In my same conversation with him, he also related he had been a locomotive engineer for Burlington Northern, piloting long haul trains from Chicago along the Empire Builder to Seattle. He said it was mostly boring as hell, but the kicker was he got tired of scraping pieces of bums off the tracks after being hit. There was no way to stop a 150+ car train in any kind of reasonable distance, so by the time someone was spotted on the tracks it was too late. And between the semi-regular carnage and the mountain of resulting paperwork, he had enough of it.

Years before I knew him, Dale had an aunt whose husband had died while serving time in the Walla Walla penitentiary. The aunt didn’t have the money to arrange shipping, so Dale and his brother generously offered to pick up her casketed husband at the pen. With their aunt’s consent off they went from Seattle in an old Oldsmobile station wagon.

In those days, Dale and his brother barely needed an excuse to have a drink, and a long drive to Walla Walla seemed like reason enough to crack a beer or two. By the time they got to the penitentiary they were fairly well lit. Still, they managed to appear sober enough to sign for the body and load the casket into the back of the Olds. On the road, they realized they were simply not ready to head home, and for such a good deed they figured they should give themselves a reward. What started out as a few extra stops turned into a five day drunken diversion around the State. But they didn’t forget about their cargo. No, in fact they had the corpse join in by perching him upright in the middle of the back seat! It didn’t seem right not to include him in the party. By the time they reached their aunt’s house in Seattle, she was understandably no longer speaking to them.

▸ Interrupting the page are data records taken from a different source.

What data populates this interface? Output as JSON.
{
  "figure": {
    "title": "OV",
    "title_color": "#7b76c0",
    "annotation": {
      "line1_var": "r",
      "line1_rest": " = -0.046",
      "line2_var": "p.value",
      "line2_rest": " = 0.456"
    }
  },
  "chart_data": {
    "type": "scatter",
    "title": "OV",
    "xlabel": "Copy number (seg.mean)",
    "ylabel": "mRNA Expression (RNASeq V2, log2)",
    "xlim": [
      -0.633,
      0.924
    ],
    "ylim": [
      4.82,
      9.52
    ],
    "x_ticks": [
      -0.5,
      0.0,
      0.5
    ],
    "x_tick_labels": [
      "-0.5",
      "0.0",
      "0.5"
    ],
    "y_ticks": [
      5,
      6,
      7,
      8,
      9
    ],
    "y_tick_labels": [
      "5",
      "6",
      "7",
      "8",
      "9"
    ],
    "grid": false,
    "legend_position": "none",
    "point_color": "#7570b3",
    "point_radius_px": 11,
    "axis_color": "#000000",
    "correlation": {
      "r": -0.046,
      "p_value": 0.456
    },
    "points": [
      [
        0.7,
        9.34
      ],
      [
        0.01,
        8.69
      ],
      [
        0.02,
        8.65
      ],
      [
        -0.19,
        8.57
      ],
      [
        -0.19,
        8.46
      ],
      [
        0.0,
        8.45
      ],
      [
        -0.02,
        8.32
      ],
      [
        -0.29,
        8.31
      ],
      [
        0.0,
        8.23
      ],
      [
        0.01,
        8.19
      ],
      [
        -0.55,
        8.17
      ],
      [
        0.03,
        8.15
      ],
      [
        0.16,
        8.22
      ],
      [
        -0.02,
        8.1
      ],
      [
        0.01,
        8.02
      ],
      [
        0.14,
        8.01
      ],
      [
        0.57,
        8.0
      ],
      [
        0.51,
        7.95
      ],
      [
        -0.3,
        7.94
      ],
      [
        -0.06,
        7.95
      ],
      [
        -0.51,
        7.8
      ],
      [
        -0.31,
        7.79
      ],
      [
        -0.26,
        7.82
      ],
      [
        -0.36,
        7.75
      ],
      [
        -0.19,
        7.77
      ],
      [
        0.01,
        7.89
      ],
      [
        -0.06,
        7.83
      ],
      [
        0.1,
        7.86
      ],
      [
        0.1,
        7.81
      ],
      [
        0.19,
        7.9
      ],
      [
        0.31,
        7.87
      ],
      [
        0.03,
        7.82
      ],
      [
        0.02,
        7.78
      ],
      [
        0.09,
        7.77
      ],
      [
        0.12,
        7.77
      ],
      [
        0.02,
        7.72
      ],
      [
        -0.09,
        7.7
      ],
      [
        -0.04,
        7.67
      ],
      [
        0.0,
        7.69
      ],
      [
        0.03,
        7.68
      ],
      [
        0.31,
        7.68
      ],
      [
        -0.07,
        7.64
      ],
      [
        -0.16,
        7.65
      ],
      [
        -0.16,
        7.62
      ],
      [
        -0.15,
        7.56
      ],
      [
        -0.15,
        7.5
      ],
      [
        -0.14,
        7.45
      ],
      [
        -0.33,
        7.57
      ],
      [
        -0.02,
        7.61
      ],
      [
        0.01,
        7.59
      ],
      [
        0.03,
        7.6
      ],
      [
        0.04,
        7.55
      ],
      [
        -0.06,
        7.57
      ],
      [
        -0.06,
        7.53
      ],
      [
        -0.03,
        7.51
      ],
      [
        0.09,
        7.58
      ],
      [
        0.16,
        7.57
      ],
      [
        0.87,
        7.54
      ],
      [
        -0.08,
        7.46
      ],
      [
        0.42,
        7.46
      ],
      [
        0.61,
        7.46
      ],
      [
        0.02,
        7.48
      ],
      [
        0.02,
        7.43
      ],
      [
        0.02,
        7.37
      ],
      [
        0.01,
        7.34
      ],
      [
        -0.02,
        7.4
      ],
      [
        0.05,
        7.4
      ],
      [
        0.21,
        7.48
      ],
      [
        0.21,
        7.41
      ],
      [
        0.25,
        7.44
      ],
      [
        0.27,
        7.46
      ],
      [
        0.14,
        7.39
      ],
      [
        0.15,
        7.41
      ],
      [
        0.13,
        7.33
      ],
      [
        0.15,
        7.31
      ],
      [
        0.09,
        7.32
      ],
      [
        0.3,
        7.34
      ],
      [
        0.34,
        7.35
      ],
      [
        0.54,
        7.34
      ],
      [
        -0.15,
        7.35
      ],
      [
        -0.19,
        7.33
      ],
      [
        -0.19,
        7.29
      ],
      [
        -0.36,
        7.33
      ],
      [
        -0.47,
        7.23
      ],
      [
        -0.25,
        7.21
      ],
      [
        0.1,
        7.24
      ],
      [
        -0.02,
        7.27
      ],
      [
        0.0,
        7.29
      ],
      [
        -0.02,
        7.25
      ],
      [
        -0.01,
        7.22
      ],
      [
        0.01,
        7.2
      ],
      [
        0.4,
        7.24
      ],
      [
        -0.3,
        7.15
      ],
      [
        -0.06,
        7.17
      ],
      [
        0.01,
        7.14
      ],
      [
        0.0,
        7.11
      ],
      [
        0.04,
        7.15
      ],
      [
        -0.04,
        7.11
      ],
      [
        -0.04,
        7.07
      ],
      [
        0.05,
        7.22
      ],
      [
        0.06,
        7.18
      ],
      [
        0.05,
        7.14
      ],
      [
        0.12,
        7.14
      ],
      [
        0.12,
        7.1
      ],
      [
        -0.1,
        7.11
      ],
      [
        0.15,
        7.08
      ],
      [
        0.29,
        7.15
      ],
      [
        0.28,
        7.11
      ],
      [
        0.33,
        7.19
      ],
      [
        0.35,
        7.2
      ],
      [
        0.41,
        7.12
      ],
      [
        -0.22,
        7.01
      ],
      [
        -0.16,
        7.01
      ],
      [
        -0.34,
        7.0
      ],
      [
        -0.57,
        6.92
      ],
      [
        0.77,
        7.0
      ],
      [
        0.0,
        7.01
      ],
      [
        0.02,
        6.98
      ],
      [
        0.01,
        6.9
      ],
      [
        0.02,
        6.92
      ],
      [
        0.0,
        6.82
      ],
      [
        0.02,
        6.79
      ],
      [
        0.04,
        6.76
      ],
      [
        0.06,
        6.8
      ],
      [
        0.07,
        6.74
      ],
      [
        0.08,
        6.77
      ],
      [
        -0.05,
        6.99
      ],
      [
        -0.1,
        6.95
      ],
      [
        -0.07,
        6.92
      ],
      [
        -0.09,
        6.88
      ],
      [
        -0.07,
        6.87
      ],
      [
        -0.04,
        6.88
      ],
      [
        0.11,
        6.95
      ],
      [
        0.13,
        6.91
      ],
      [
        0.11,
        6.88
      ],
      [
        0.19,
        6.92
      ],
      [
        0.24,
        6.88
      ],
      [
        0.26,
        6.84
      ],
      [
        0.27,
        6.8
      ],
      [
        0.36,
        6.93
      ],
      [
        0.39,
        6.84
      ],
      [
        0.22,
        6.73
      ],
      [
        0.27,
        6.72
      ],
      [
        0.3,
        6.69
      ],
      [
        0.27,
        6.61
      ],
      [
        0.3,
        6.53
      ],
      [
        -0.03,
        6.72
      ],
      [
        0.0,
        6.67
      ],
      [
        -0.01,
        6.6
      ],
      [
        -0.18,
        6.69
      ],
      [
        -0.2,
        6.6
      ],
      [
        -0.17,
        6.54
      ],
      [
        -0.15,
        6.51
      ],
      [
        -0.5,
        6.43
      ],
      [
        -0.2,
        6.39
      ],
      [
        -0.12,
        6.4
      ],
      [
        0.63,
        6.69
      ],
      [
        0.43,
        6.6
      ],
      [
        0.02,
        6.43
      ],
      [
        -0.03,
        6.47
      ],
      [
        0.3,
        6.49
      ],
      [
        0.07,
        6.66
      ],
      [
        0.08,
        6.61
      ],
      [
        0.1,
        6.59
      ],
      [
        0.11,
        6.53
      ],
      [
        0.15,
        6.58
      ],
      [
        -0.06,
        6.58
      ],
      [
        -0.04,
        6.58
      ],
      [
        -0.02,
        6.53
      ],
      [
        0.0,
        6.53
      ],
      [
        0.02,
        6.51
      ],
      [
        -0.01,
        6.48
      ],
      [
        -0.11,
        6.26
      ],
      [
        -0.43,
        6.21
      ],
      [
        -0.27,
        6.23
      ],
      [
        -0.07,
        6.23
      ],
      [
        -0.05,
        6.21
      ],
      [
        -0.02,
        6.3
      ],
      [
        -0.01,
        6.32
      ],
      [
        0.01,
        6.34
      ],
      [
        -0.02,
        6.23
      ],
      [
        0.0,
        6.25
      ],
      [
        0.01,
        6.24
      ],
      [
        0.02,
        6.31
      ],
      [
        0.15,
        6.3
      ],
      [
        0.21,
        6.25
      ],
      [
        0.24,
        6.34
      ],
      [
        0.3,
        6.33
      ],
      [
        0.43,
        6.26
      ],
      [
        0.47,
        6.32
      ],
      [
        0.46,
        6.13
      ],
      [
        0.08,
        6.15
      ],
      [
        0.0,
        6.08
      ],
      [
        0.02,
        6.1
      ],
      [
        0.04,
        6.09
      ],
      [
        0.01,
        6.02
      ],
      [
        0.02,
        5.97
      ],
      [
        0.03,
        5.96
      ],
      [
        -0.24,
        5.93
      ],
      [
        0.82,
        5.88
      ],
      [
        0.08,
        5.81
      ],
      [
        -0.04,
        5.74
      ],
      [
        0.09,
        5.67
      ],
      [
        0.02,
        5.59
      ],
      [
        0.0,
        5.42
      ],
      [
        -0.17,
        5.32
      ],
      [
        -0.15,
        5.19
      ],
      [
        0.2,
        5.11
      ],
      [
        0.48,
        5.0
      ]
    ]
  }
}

If all this sounds far fetched, there were disinterested third parties who verified all of these tales to me. In fact, one friend told me Dale’s versions were often tamer than the real thing.

Dale was also full of little one-line gems. In golf, he hit his 8-iron 220 yards and took divots that looked like beaver pelts. Each year he had his clubs re-lofted because he swung so hard the hosels would bend. His message: “If your butt cheeks aren’t puckerin’, you’re not swingin’ hard enough.”

On his invitation to tryout with the Seattle Seahawks: “Yeah, I stayed about ten days – until I figured out they were only using me for a tackling dummy.”

While I was rooming with him in Bellingham, he was sitting on the couch in his boxers one day after work and farted. Then there was a grimace, a little squirm and an exclamation, “Oops, I think that was more than a teaspoon full.”

After the laughter, he left for the bathroom and I noticed a spot on the couch….

Dale passed away in December, 2011 of a rare lung disease, Idiopathic Pulmonary Fibrosis. Despite his sometimes awkward utterances, he was a gifted storyteller with an easy laugh. He was a good, honest man, well-liked by all who knew him. They were not easy to find.